Skilled, Cheap Russian Hackers Power American Cybercrime

Moscow — When it comes to finding original ways of virtually stealing real money, Russian criminals are in a class of their own. With an estimated annual turnover of more than $2 billion a year, the Russian cybercrime industry is the source of at least a third of all viruses, Trojans and other malicious software, or malware, sent around the world.

“In terms of sophisticated types of malware, Russia leads the way,” according to Kyle Wilhoit, an American cyber-security expert.

Take, for example, the recent data breach at Target. Investigators have traced the software that was used to steal millions of shoppers’ credit-card details back to a 17-year-old hacker from St. Petersburg named Sergey Taraspov. He allegedly wrote the program and then sold it for $2,000 on a Russian-language website. At least 40 different criminals, most from the former Soviet Union, used the code to attack American retailers. So far, at least 110 million American shoppers had their credit card numbers stolen with his software.

Wilhoit says this type of hit, known as a point-of-sale attack, shows serious skill.

“Russia is where they develop most of these types of attacks,” he said. “It’s a technology that not many other virus writers would understand. They go to the trouble of figuring it out because they know that’s where the money is.”

There are a number of reasons why Russia is the leading producer of malicious software. While universities here still produce highly trained engineers and mathematicians, the legitimate economy is offering them jobs that pay very little by western standards. An average Russian computer engineer earns about $24,000 a year, which doesn’t buy much in Moscow, the world’s most expensive city. The other resource Russia seems to have in unlimited supply is organized crime with strong ties to the government, which tends to look the other way when it comes to cybercrime.

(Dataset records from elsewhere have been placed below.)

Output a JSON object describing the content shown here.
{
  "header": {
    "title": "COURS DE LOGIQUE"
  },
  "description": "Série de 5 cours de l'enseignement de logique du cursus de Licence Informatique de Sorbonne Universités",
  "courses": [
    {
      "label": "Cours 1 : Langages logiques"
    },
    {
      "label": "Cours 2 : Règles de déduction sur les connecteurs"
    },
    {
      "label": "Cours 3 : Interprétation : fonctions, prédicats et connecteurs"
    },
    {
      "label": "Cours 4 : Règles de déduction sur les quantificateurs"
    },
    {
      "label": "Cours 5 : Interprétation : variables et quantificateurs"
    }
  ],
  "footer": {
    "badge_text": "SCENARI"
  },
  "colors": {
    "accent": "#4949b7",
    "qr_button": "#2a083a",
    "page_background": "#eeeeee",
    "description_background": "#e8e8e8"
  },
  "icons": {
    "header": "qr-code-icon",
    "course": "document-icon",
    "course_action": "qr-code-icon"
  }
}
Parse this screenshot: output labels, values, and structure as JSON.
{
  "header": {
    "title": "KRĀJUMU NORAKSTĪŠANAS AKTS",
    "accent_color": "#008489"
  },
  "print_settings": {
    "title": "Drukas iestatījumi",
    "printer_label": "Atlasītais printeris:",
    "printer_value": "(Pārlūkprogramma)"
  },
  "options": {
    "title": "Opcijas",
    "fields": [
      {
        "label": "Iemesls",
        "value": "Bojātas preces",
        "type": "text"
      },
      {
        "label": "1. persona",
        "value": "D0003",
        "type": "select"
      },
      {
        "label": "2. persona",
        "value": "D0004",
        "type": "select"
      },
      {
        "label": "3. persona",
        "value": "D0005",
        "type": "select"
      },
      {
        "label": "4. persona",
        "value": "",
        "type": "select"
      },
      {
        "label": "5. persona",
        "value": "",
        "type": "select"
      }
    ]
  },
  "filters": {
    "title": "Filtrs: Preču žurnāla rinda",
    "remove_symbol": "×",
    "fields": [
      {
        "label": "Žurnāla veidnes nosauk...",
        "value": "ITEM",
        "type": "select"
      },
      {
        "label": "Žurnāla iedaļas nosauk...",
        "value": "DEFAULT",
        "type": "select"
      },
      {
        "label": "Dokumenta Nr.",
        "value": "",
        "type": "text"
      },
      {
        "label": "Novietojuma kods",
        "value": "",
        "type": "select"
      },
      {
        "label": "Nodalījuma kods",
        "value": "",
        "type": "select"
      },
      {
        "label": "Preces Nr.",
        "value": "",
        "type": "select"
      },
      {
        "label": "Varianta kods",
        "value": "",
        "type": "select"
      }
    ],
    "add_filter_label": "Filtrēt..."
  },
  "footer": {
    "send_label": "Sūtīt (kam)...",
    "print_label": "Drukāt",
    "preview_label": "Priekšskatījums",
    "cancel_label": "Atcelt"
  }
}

Wilhoit, a senior researcher at Trend Micro, an internet security company, tries to figure out where hackers might strike next and close the loopholes in customers’ systems before they do. The attackers are always developing things and we’re trying to develop things that will cut them off at the pass,” he said. The stakes are enormous. The global computer-security market is worth $60 billion and is expected to grow tenfold by the end of the decade. It’s surprising, perhaps more than it should be, to discover that both sides in this global game of cat-and-mouse are prominently represented in Moscow.